Peritiwa “Balo Lipa” di Wajo ini setidaknya memberi kita dua pelajaran. Pertama, jangan sembarangan memilih lagu untuk soundtrack nikahan. Akibatnya bisa fatal. Khususnya bagi kamu yang punya mantan orang Bugis, Toraja, atau Mandar, ada baiknya tak usah nyanyi lagu ini.
Jika diundang dan ingin salaman dengan mantan sekadar mengucapkan perpisahan terakhir, mending datang, kasih amplop, kasih senyum bila ada yang mencibir, makan, duduk manis, lalu pulang. Kalau mau menyanyi “Balo Lipa”, ajak teman atau keluarga pergi ke tempat karaoke saja.
Pelajaran kedua, jangan impulsif. Putus dari mantan kadang memang menyakitkan. Tapi, jangan mengobati rasa sakit itu dengan cari pasangan lain dan bahkan mengambil keputusan menikah dalam waktu cepat.
Bayangkan perasaannya istrinya Mas Noki yang duduk di pelaminan.
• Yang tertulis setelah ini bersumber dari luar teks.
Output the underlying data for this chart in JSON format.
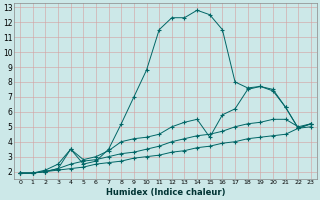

Bayangkan kelak ada yang bikin lagu counter “Balo Lipa” dari perspektif mempelai yang bengong lihat istri/suaminya mellow dengan mantan karena lagu itu. Bayangkan kelak lagu itu juga jadi lagu wajib di nikahan.
Hasilnya nanti, acara pernikahan tak beda dengan ajang battle lagu. Ini nikahan atau “Indonesia Mencari Bakat” sih?